Practitioner Perspectives
OpenAI, March 2026
OpenAI's latest model supports up to 1M tokens of context, enabling agents to plan, execute, and verify tasks across long horizons. The window size is a milestone, but the context engineering question remains: a million tokens of poorly structured context will still degrade. The ETH Zurich AGENTS.md study and the PAPerBench attention dilution findings apply at any window size. Bigger windows make context engineering more important, not less.
arXiv, Jan 2026
Benchmark combining multi-turn conversation with reasoning-intensive retrieval, closer to real-world usage than benchmarks that treat the two separately. Highlights a gap in existing evaluation: systems tuned on single-turn retrieval benchmarks perform significantly worse when the conversation history must inform what to retrieve. Useful reference when designing context pipelines for dialogue-heavy applications.
Birgitta Böckeler (Thoughtworks), Feb 2026
Synthesis piece on the OpenAI team's five-month experiment building a codebase maintained entirely by AI agents. Böckeler dissects their approach into three interlocking parts: context engineering (a continuously updated knowledge base plus dynamic runtime context), architectural constraints enforced both by agents and deterministic linters, and periodic cleanup agents that fight entropy. The useful claim is that context quality cannot be separated from code structure and maintenance loops. You cannot engineer context in isolation and expect it to hold.

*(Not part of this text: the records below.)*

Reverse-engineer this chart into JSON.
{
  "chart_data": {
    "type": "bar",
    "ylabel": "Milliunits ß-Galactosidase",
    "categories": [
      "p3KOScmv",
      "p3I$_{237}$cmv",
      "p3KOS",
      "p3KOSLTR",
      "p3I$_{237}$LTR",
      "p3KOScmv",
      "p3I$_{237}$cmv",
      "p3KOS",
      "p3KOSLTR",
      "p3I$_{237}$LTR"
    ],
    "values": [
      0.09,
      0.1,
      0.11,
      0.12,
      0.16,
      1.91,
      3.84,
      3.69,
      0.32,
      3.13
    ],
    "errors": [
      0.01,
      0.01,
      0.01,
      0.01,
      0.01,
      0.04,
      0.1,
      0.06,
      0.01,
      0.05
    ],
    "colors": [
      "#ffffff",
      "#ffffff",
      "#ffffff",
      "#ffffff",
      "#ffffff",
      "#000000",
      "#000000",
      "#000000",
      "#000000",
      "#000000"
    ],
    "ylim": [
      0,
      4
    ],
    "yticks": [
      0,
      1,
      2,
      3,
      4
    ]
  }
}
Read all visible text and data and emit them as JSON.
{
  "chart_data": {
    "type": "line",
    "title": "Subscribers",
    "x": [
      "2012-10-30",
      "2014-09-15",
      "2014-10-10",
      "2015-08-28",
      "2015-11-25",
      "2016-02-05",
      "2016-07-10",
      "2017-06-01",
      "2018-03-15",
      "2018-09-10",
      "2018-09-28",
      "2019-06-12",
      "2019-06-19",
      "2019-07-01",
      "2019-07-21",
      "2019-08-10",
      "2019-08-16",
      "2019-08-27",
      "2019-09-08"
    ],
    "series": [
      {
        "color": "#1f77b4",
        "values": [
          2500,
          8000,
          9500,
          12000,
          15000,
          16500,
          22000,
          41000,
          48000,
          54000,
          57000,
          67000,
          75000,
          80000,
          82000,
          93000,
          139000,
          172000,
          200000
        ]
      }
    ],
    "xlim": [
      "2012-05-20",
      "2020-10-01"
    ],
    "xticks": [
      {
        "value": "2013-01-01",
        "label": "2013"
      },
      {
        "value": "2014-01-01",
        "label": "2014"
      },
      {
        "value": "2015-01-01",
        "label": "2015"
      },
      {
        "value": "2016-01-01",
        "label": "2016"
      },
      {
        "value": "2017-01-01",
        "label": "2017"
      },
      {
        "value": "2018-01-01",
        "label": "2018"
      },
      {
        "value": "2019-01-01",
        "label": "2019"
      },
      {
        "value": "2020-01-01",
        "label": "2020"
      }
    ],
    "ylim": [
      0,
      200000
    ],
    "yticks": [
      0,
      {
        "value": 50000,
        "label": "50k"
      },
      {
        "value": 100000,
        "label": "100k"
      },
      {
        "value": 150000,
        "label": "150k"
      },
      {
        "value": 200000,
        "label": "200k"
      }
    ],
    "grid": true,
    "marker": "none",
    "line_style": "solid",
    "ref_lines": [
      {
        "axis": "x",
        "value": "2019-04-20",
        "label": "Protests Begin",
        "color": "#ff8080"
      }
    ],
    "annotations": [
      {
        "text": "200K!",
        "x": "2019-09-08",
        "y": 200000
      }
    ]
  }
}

Mart van der Jagt, Mar 2026
Maps the three core LLM limitations (context window, reasoning, memory) against the five mechanisms the brain evolved to work with limited working memory: selective attention, chunking, associative retrieval, cognitive offloading, and learning consolidation. The central argument: the brain never evolved bigger working memory; it evolved sharper attention and better retrieval. Worth reading for the framework it offers on which limitations will yield to further scaling and which will need architectural innovation to crack.
Industry consensus, 2026
A recurring theme across practitioners: most production AI failures trace back to poor context rather than model limitations. The model is not the product; the orchestration is.
Andrej Karpathy
"Context engineering is the delicate art and science of filling the context window with just the right information for the next step." Framed LLMs as "the kernel process of a new Operating System" where context is the managed memory.
Tobi Lutke, Shopify CEO
"Context engineering describes the core skill better" than prompt engineering. "The art of providing all the context for the task to be plausibly solvable by the LLM."
Cognition AI team
"Context engineering is effectively the #1 job of engineers building AI agents." Warns that context hand-off between agents requires deliberate design; spawning sub-tasks and hoping for the best is how things break.